In 1944, Austrian pediatrician Hans Asperger described four young boys with normal-to-high intelligence who were clumsy, lacked social skills, and had extremely narrow interests. When British psychiatrist Lorna Wing published a series of similar case studies in 1981, she coined the term “Asperger’s syndrome.”
That term, with criteria for diagnosis, appeared in the big book used for diagnostic codes in psychiatry in 1994.
By 2013, Asperger’s syndrome was grouped together with other sets of symptoms under the diagnosis of autism spectrum disorder (ASD). About a third of people with ASD are intellectually disabled. People who see themselves as Aspies are high-functioning with normal or high verbal skills and intellectual ability.
Children with other kinds of ASD tend to seem aloof and uninterested in others. Aspies usually want to fit in — but are socially awkward. They may seem tactless or rude, and making friends can be difficult. They may not understand metaphor, irony, or humor, and forget to keep secrets.
They also miss body language: Some stand too close, talk too loudly, or avoid eye contact.
Their interests can seem obsessive. An Aspie child might have an enormous rock collection and know the Latin name and origin of each rock. He might memorize baseball statistics but struggle with abstract concepts. In conversation, he may forget normal give and take and lecture, sometimes speaking in a formal or rhythmic way.
Children with Asperger’s may dislike change, preferring to follow routines. For instance, they may insist on eating the same food for breakfast every day.
Like other children with ASD, he may be hypersensitive to lights, sounds, and tastes; clumsy; and burdened with anxiety or depression.
Despite social difficulties, a high-functioning person with ASD is likely to want romantic relationships. In a study of 229 high-functioning adults with ASD in Germany, 73 percent had had romantic experiences, while only 7 percent had no desire to be in a romantic relationship. They were more likely to be satisfied in relationships with someone who also had ASD.
What causes Asperger’s?
The main cause is genetics. If the whole range of ASD symptoms from mild to severe is included, 90 percent of matching twins both have ASD. About a third of the parents of a child with Asperger's syndrome will have at least some related symptoms.
The differences extend to how their brain works. When we respond to facial expressions, the amygdala, a center of emotion, lights up on brain scans. In people with Asperger's, a different area tied to judgment and planning, the prefrontal context, lights up, suggesting that that they have to think about the cue the way you’d read a train schedule.

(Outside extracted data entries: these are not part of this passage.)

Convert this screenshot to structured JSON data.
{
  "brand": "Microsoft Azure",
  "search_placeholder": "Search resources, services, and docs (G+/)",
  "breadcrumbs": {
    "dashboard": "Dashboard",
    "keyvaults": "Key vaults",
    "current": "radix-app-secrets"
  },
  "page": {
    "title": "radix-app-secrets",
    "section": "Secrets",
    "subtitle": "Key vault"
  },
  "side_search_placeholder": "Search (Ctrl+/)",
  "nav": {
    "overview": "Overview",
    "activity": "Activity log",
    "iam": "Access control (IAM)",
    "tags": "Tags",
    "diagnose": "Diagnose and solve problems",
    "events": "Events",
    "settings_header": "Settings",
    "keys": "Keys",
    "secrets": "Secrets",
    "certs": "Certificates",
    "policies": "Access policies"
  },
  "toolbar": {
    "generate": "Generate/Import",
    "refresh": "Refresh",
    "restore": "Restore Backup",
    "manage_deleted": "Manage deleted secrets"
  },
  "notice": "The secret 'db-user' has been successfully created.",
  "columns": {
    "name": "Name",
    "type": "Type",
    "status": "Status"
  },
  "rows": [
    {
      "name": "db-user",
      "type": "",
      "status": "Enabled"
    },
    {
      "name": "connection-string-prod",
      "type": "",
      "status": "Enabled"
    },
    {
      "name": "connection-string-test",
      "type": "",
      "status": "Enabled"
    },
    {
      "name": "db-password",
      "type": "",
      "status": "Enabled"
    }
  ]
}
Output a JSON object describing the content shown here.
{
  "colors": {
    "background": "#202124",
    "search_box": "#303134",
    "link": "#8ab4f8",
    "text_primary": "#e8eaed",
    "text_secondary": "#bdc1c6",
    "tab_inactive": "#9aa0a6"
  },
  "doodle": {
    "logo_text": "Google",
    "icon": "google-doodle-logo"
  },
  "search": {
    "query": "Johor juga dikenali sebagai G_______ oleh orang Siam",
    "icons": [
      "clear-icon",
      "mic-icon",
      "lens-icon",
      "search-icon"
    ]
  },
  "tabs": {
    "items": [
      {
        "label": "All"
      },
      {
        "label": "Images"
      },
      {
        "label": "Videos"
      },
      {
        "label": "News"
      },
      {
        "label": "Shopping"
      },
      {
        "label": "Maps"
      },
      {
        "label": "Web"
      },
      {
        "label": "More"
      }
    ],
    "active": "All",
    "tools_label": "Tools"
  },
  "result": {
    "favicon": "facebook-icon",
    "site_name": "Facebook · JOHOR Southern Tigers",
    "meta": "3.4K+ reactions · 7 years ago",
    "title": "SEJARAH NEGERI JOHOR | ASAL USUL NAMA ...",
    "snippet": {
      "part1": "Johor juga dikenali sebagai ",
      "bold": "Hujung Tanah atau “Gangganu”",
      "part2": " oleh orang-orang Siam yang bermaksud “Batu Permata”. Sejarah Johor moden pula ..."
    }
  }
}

Famous men who may have had Asperger's
Often Aspies excel at skills early in life and some achieve renown. They may have remarkable focus and persistence, aptitude for recognizing patterns, and attention to detail. Some experts and Aspies speculate that Mozart, Thomas Jefferson, and Albert Einstein, for example, were all on the spectrum. Mozart, who began composing music at a young age, had a limited number of facial expressions and behaved inappropriately. One well-documented story describes him acting out when he was bored at a gathering: He began meowing out loud, and doing cartwheels and vaulting over tables.
Thomas Jefferson was said to have had trouble relating, sensitivity to loud noises, and peculiar routines. He kept a mockingbird on his shoulder and wore slippers to meetings. Then there’s Albert Einstein, who as a young man repeated sentences to himself, an ASD symptom called echolalia.
In our own times as well, Asperger’s is not an obstacle to success if you find the right field. Bill Gates has not said he has been diagnosed on the spectrum, but he has a distinct rocking motion when he concentrates, a monotone speech pattern, and avoids eye contact.